RDC : lourdes peines pour les militaires accusés de meurtres de civils dans le Kasaï

Par Jeune Afrique avec AFP

Des soldats congolais à Kitumba (RDC), en 2013. © Joseph Kay/AP/SIPA

Jugés pour le meurtre de civils dans la province du Kasaï, en République démocratique du Congo, huit militaires ont été condamnés ce jeudi 6 juillet à des peines de prison allant de douze mois à la perpétuité, selon la défense.

Au total, neuf militaires étaient jugés par le tribunal militaire de Mbuji-Mayi. Parmi eux, deux ont été condamnés à 20 ans, trois à 15 ans, un à 12 mois, selon Me Bashile, avocat de la défense. Deux militaires en fuite ont été condamnés par contumace à la prison à perpétuité, et le neuvième a été acquitté.

Les sept militaires qui ont écopé des peines les plus lourdes étaient poursuivis pour meurtre. Celui qui a été condamné à 12 mois l’a été pour « non dénonciation de l’infraction commise par un agent militaire ». Le neuvième a été acquitté.

Une vidéo atroce

Ces militaires étaient d’abord poursuivis pour « crimes de guerre », suite à la publication en février d’une vidéo supposée avoir été tournée dans le village de Mwanza Lomba (Kasaï-oriental) montrant ce qui apparaît comme une scène de massacre de civils armés de bâtons par des militaires. Mais le tribunal a ensuite préféré abandonner la charge de « crimes de guerre » pour ne retenir notamment que l’infraction de « meurtre ».

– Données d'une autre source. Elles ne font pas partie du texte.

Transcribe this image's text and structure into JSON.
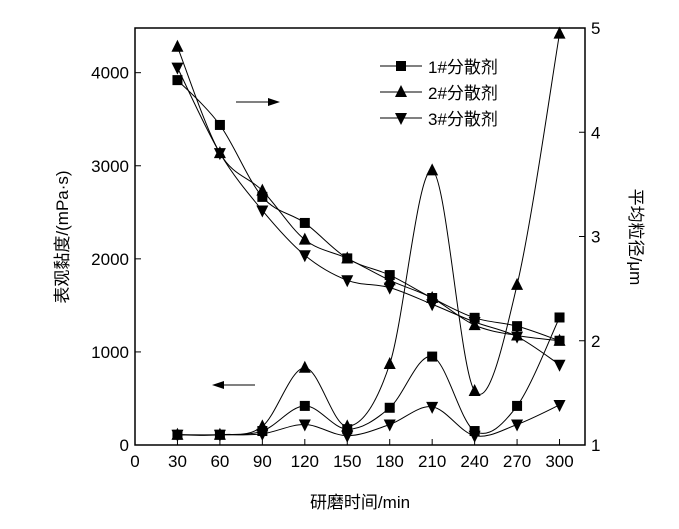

Depuis septembre 2016, le Kasaï est en proie à des violences meurtrières entre les forces de sécurité congolaises et les membres de la rébellion Kamuina Nsapu. Depuis la mort de leur chef, tué en août 2016, ses partisans multiplient les attaques contre les civils et les forces de l’ordre.

En moins d’un an, ces atrocités ont causé plus de 3 000 morts selon l’Église catholique et 1,3 million de déplacés. En mars, deux experts dépêchés par les Nations unies pour enquêter sur ces violences y ont été assassinés.